Over the past three months, you have been editing the most influential source of information on the planet, ranked the 6th most visited public website on the internet.i Through your experience of contributing to individual articles, I hope that not only you have been able to practice the writing and researching skills at the heart of our course but also been able to see the power of your own voice, that your writing has value and worth beyond the four walls of our classroom!
Conclusion to Our Wikipedia Project:
The wrap-up our semester-long Wikipedia project will be two parts: a five-minute presentation and a four-six page overview of your Wikipedia edits.
Presentation: For you presentation, you will highlight for the class the edits that you have made to your chosen Wikipedia article. (Since you are limited to five minutes, you may want to focus on the most significant edits that you have made.) When you make your presentation, you should use the overhead projector to pull up the Wikipedia article and point out to the class where you made your edits. (If your edits were removed by another user, you may use the “View History” page to show your edits.) Now your presentation should cover the following questions:
What were the edits that you made?
Why did you make these edits? How did these edits improve the article? (You should refer to the “5 Pillars” of Wikipedia when answering these questions.)
Did you receive any feedback from other users regarding your edits? If so, how did you respond to these comments?
Written Summary: While your presentation will deal with justifying your edits, your written summary should focus on what you have learned about Wikipedia and yourself as a writer. Here are the two major topics that I would like you to address in your essay:
Early on in the term, we discussed the fundamental beliefs underlying Wikipedia: a) that a decentralized community of volunteers will police themselves to ensure the accuracy of the articles, b) that the merit of an edit should not be based on the credentials of the editor, and c) that by allowing universal edits a Wikipedia article will represent all major points of view on a topic. Based on your own experience as a Wikipedian, do you think that these beliefs are justified? Overall, what did you learn about Wikipedia? What myths were either proven or disproven by your experience?
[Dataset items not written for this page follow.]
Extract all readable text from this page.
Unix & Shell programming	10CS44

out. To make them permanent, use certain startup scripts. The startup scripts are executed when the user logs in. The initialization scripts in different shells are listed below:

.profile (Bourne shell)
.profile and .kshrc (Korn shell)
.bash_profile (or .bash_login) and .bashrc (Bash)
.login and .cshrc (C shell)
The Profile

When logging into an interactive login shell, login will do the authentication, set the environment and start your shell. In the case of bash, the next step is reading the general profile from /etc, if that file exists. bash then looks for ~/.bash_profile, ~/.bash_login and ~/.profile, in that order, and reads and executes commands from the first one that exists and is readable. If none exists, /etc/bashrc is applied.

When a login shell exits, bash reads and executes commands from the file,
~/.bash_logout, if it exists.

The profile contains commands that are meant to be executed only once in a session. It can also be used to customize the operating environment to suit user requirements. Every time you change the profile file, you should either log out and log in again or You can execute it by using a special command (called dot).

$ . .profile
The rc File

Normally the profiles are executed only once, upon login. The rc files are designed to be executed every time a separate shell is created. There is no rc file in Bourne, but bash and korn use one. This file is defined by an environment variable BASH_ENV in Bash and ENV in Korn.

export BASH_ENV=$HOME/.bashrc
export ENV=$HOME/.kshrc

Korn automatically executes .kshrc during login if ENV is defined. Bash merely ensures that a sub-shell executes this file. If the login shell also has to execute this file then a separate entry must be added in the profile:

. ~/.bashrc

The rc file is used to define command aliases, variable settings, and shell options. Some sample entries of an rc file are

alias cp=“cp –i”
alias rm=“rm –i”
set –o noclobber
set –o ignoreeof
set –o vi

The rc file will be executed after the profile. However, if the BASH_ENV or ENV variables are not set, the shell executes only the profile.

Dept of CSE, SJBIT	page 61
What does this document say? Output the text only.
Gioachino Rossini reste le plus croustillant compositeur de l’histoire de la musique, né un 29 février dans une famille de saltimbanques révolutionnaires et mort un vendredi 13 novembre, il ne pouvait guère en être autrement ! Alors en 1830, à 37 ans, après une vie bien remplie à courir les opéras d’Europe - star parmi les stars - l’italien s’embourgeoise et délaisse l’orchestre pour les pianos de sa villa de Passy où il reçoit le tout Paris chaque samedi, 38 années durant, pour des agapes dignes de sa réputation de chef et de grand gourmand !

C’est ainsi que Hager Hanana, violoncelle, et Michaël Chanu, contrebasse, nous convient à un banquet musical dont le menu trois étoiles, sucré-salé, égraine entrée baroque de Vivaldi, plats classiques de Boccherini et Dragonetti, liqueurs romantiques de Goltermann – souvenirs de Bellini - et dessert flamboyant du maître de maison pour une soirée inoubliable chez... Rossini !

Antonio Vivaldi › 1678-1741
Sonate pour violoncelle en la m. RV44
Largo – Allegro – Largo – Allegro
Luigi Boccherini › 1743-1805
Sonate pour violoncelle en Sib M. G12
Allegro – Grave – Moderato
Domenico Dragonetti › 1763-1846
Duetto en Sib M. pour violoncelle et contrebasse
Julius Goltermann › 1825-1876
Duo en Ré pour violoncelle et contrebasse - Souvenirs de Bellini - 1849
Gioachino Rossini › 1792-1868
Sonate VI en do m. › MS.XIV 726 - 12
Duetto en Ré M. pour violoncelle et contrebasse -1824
In addressing this question, you will need to cite two of the following texts that we discussed about Wikipedia:
Katherine Mangu-Ward’s “Wikipedia and Beyond: Jimmy Wales’ Sprawling Vision”
Clay Shirky’s “Wikipedia – An Unplanned Miracle”
Jon Brodkin’s “The 10 biggest hoaxes in Wikipedia’s first 10 years”
The clips from The Colbert Report on “Wikiality” and “Wikilobbying”
Will Oremus’s “Wikipedia’s ‘Sockpuppet’ Problem”(You can find a link to this article in the Week 8 lesson folder)
Timothy Messer-Kruse’s “The ‘Undue Weight’ of Truth on Wikipedia”
Part of the goal of this project was to give you a writing experience that was outside the normal essay, to have you write for readers not in our classroom. Furthermore, you may have had to engage/ collaborate other Wikipedians when editing your chosen article. How was this experience of editing a Wikipedia article different from your previous writing assignments? How did knowing that your writing would be read by numerous visitors to the site change your approach to writing? How were you challenged as a writer by editing Wikipedia? In responding to these questions, you should cite any interaction that you had with other Wikipedians.